The story relates the ordeal of the 14.000 Greek mercenaries who enter the Persian Empire in 401 BCE, commissioned by the Persian prince Cyrus (the Younger), in his attempt to dethrone his older brother King Artaxerxes.
But things do not go as planned and the mercenaries get themselves stranded a few kilometers from the city of Babylon (the actual Bagdad), deep into enemy territory and with all their senior commanders dead. The troops however are feared Hoplites and the army of Artaxerxes hesitates to launch a frontal attack, even at the moment when the Greeks are at their weakest. This gives these foreign phalanxes just the few days they need to reorganize and elect new leaders.
Enters Xenophon. It is a bit unclear why this 30 year old, well-educated scion of a wealthy Athenian family, is among these fighters, but in this moment of confusion and chaos, he stands up as one of the new leaders. Their new objective: get the army of mercenaries out of Persia as fast as they can. A march of 1500 km through unknown and dangerous territory, surrounded by numerous hostile armies and tribes, awaits them.
It is no wonder that such a story still captivates the mind.
I have read Xenophon narration in the illustrious Robert Strassler's Landmark edition. This is a series of important historical texts, translated and annotated by numerous specialists in the field. Lavishly illustrated with maps, with detailed drawings of battle formations and with pictures of the actual sites, these books make a huge difference on the reading experience. If there is a proof that digital reading will never fully replace reading a paper-book, this is it.
Xenophon’s Anabasis (which basically means an "inland march") turns out to be a detailed report of the long retreat to get out of enemy territory. Its main attraction is that it is written on the level of the individual grunt; no great overarching strategic vistas. It is continuous "problem solving" on human level. Do we attack or negotiate? Do we cross the river or not? Shall we advance or wait?

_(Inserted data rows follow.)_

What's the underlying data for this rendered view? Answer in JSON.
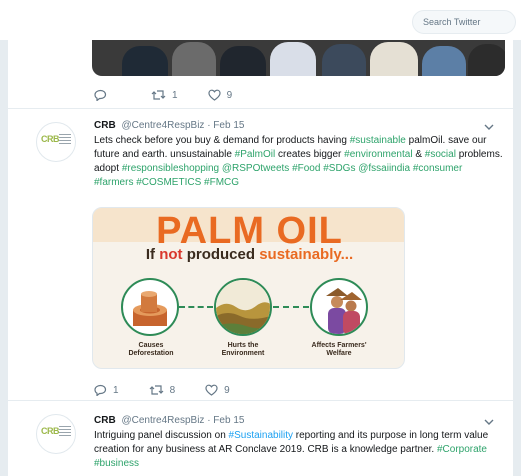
{
  "search": {
    "placeholder": "Search Twitter"
  },
  "tweet0": {
    "replies": "",
    "retweets": "1",
    "likes": "9"
  },
  "tweet1": {
    "name": "CRB",
    "handle": "@Centre4RespBiz",
    "date": "· Feb 15",
    "avatar_text": "CRB",
    "text_segments": [
      {
        "t": "Lets check before you buy & demand for products having ",
        "c": ""
      },
      {
        "t": "#sustainable",
        "c": "hg"
      },
      {
        "t": " palmOil. save our future and earth. unsustainable ",
        "c": ""
      },
      {
        "t": "#PalmOil",
        "c": "hg"
      },
      {
        "t": " creates bigger ",
        "c": ""
      },
      {
        "t": "#environmental",
        "c": "hg"
      },
      {
        "t": " & ",
        "c": ""
      },
      {
        "t": "#social",
        "c": "hg"
      },
      {
        "t": " problems. adopt ",
        "c": ""
      },
      {
        "t": "#responsibleshopping",
        "c": "hg"
      },
      {
        "t": " ",
        "c": ""
      },
      {
        "t": "@RSPOtweets",
        "c": "hg"
      },
      {
        "t": " ",
        "c": ""
      },
      {
        "t": "#Food",
        "c": "hg"
      },
      {
        "t": " ",
        "c": ""
      },
      {
        "t": "#SDGs",
        "c": "hg"
      },
      {
        "t": " ",
        "c": ""
      },
      {
        "t": "@fssaiindia",
        "c": "hg"
      },
      {
        "t": " ",
        "c": ""
      },
      {
        "t": "#consumer",
        "c": "hg"
      },
      {
        "t": " ",
        "c": ""
      },
      {
        "t": "#farmers",
        "c": "hg"
      },
      {
        "t": " ",
        "c": ""
      },
      {
        "t": "#COSMETICS",
        "c": "hg"
      },
      {
        "t": " ",
        "c": ""
      },
      {
        "t": "#FMCG",
        "c": "hg"
      }
    ],
    "card": {
      "title": "PALM OIL",
      "sub_prefix": "If ",
      "sub_not": "not",
      "sub_mid": " produced ",
      "sub_end": "sustainably...",
      "captions": [
        "Causes\nDeforestation",
        "Hurts the\nEnvironment",
        "Affects Farmers'\nWelfare"
      ]
    },
    "replies": "1",
    "retweets": "8",
    "likes": "9"
  },
  "tweet2": {
    "name": "CRB",
    "handle": "@Centre4RespBiz",
    "date": "· Feb 15",
    "avatar_text": "CRB",
    "text_segments": [
      {
        "t": "Intriguing panel discussion on ",
        "c": ""
      },
      {
        "t": "#Sustainability",
        "c": "hl"
      },
      {
        "t": " reporting and its purpose in long term value creation for any business at AR Conclave 2019. CRB is a knowledge partner. ",
        "c": ""
      },
      {
        "t": "#Corporate",
        "c": "hg"
      },
      {
        "t": " ",
        "c": ""
      },
      {
        "t": "#business",
        "c": "hg"
      }
    ]
  }
}
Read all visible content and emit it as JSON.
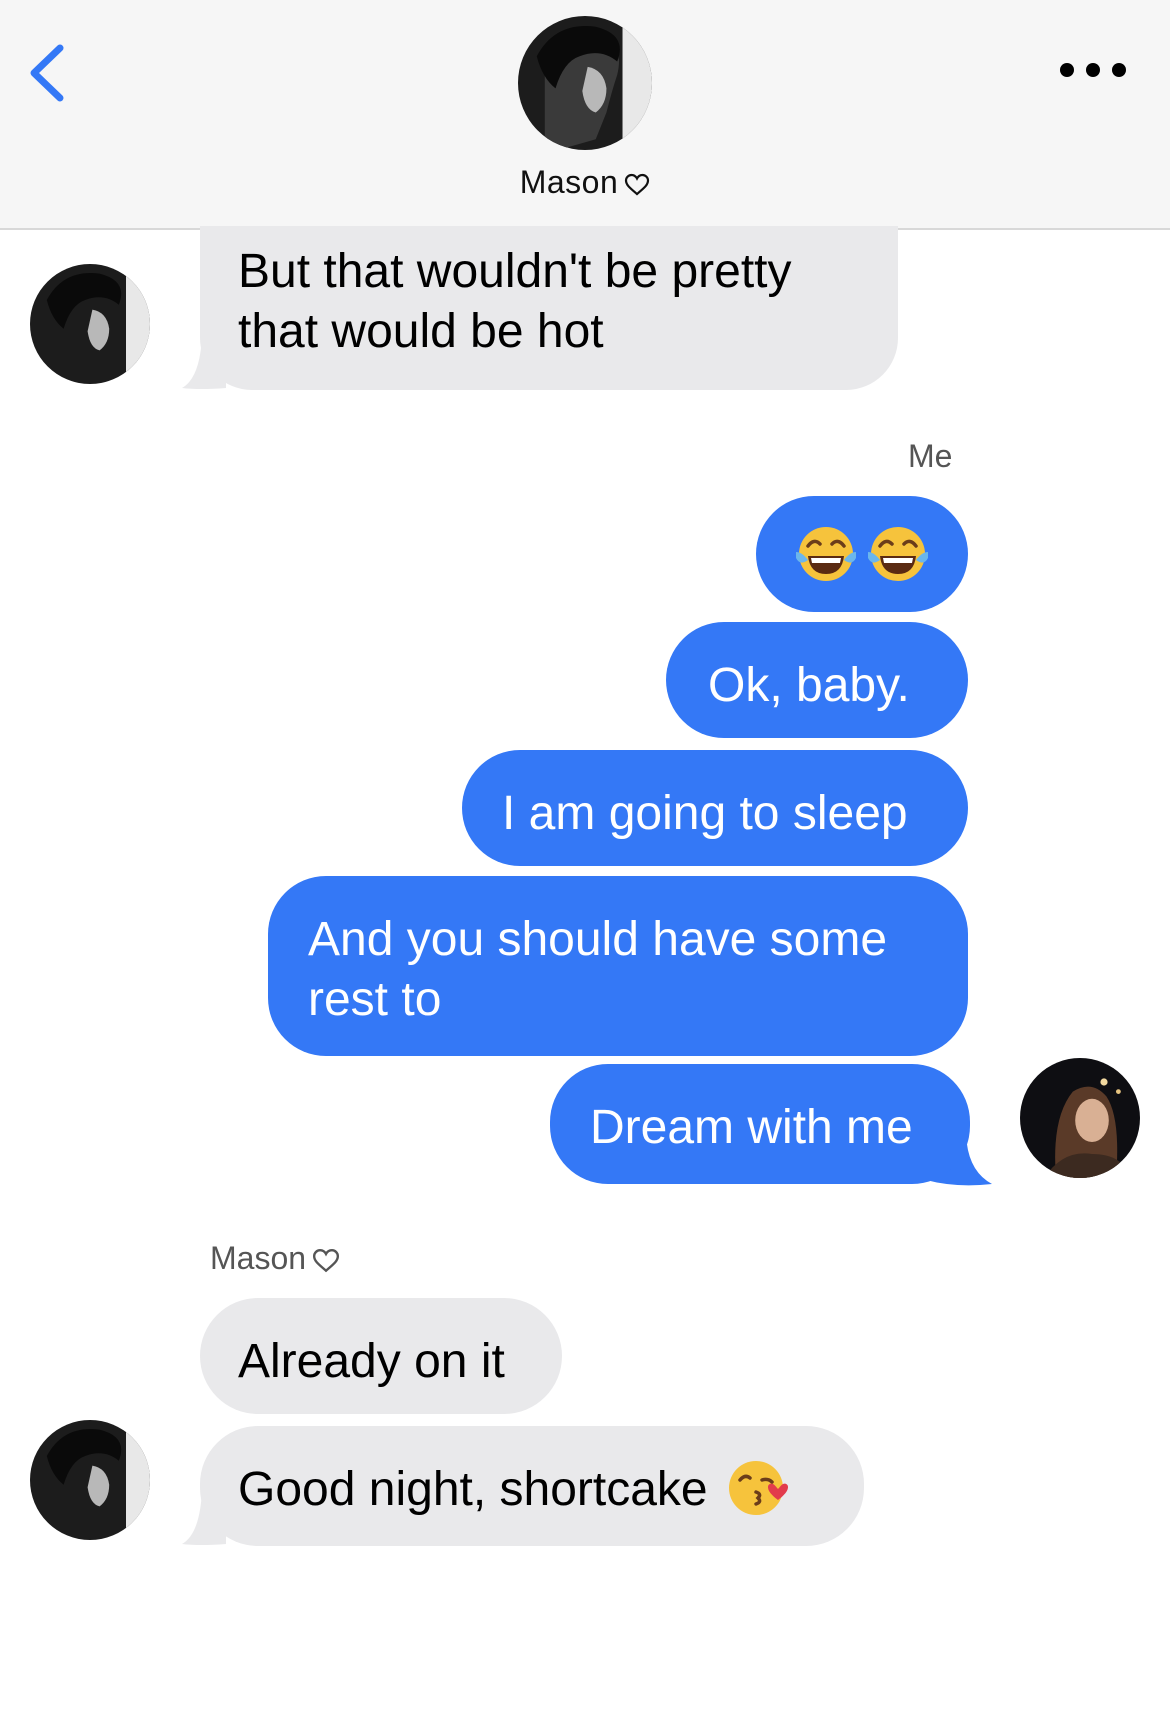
{
  "header": {
    "contact_name": "Mason",
    "back_icon": "chevron-left-icon",
    "more_icon": "more-dots-icon",
    "accent_color": "#3478f6"
  },
  "labels": {
    "me": "Me",
    "mason": "Mason"
  },
  "messages": [
    {
      "from": "mason",
      "lines": [
        "But that wouldn't be pretty",
        "that would be hot"
      ]
    },
    {
      "from": "me",
      "text": "",
      "emojis": [
        "face-with-tears-of-joy",
        "face-with-tears-of-joy"
      ]
    },
    {
      "from": "me",
      "text": "Ok, baby."
    },
    {
      "from": "me",
      "text": "I am going to sleep"
    },
    {
      "from": "me",
      "lines": [
        "And you should have some",
        "rest to"
      ]
    },
    {
      "from": "me",
      "text": "Dream with me"
    },
    {
      "from": "mason",
      "text": "Already on it"
    },
    {
      "from": "mason",
      "text": "Good night, shortcake",
      "emojis": [
        "face-blowing-a-kiss"
      ]
    }
  ],
  "colors": {
    "outgoing_bubble": "#3478f6",
    "incoming_bubble": "#e9e9eb"
  }
}
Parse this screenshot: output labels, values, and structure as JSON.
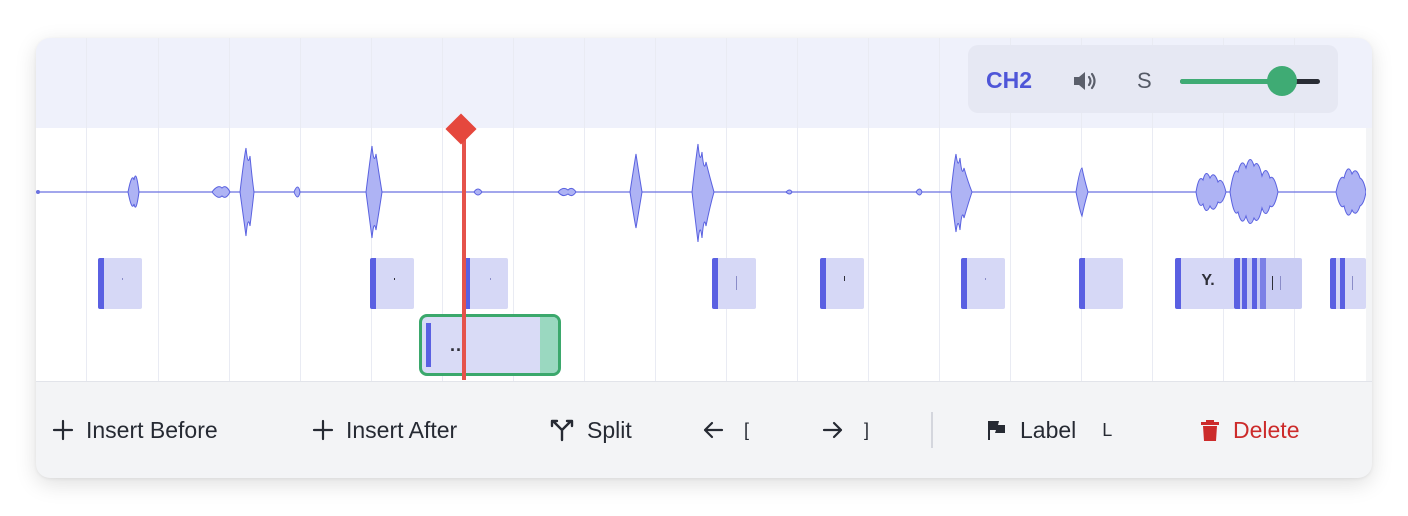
{
  "channel": {
    "name": "CH2",
    "speaker_icon": "speaker-icon",
    "solo_label": "S",
    "volume": 0.73,
    "accent_color": "#4f56d8",
    "volume_color": "#3fab74"
  },
  "segments": {
    "row1": [
      {
        "text": ""
      },
      {
        "text": ""
      },
      {
        "text": ""
      },
      {
        "text": ""
      },
      {
        "text": ""
      },
      {
        "text": ""
      },
      {
        "text": ""
      },
      {
        "text": "Y."
      },
      {
        "text": ""
      },
      {
        "text": ""
      }
    ],
    "selected": {
      "text": "..."
    }
  },
  "playhead": {
    "color": "#e5473d"
  },
  "toolbar": {
    "insert_before": "Insert Before",
    "insert_after": "Insert After",
    "split": "Split",
    "prev_key": "[",
    "next_key": "]",
    "label": "Label",
    "label_key": "L",
    "delete": "Delete",
    "delete_color": "#cc2b2b"
  }
}
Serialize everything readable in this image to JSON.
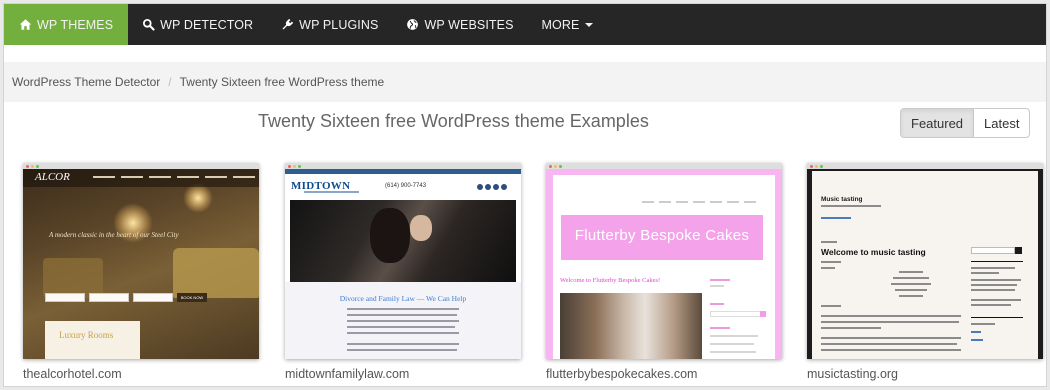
{
  "nav": {
    "items": [
      {
        "label": "WP THEMES",
        "icon": "home-icon",
        "active": true
      },
      {
        "label": "WP DETECTOR",
        "icon": "search-icon",
        "active": false
      },
      {
        "label": "WP PLUGINS",
        "icon": "plug-icon",
        "active": false
      },
      {
        "label": "WP WEBSITES",
        "icon": "globe-icon",
        "active": false
      },
      {
        "label": "MORE",
        "icon": "caret-down-icon",
        "active": false
      }
    ]
  },
  "breadcrumb": {
    "items": [
      "WordPress Theme Detector",
      "Twenty Sixteen free WordPress theme"
    ],
    "separator": "/"
  },
  "heading": "Twenty Sixteen free WordPress theme Examples",
  "toggle": {
    "options": [
      "Featured",
      "Latest"
    ],
    "selected": "Featured"
  },
  "colors": {
    "navbar": "#262626",
    "active_nav": "#72af3c",
    "page_bg": "#ffffff"
  },
  "cards": [
    {
      "domain": "thealcorhotel.com",
      "screenshot": {
        "logo": "ALCOR",
        "tagline": "A modern classic in the heart of our Steel City",
        "section_title": "Luxury Rooms",
        "button": "BOOK NOW"
      }
    },
    {
      "domain": "midtownfamilylaw.com",
      "screenshot": {
        "logo": "MIDTOWN",
        "phone": "(614) 900-7743",
        "section_title": "Divorce and Family Law — We Can Help"
      }
    },
    {
      "domain": "flutterbybespokecakes.com",
      "screenshot": {
        "banner": "Flutterby Bespoke Cakes",
        "section_title": "Welcome to Flutterby Bespoke Cakes!"
      }
    },
    {
      "domain": "musictasting.org",
      "screenshot": {
        "site_title": "Music tasting",
        "post_title": "Welcome to music tasting"
      }
    }
  ]
}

And this with the continuous concern to keep the vanguard and rearguard safe and the distance between them never dangerously overstretched.
Besides turning out to be a very capable and humble commander, Xenophon is also a perfect narrator. Even though he is an Athenian, he has strong and open sympathies for the Spartan lifestyle: resilience, perseverance, grit. No wonder he is banned from Athens. And he couldn't care less. Xenophon was an early student and follower of Socrates, and he was disgusted with the Athenian city for the condemnation of the famous philosopher. His Anabasis therefore can somehow be read as Socratian philosophy applied to a long survival situation.
Tough as steel in battle, proud when deserved but humble when in error.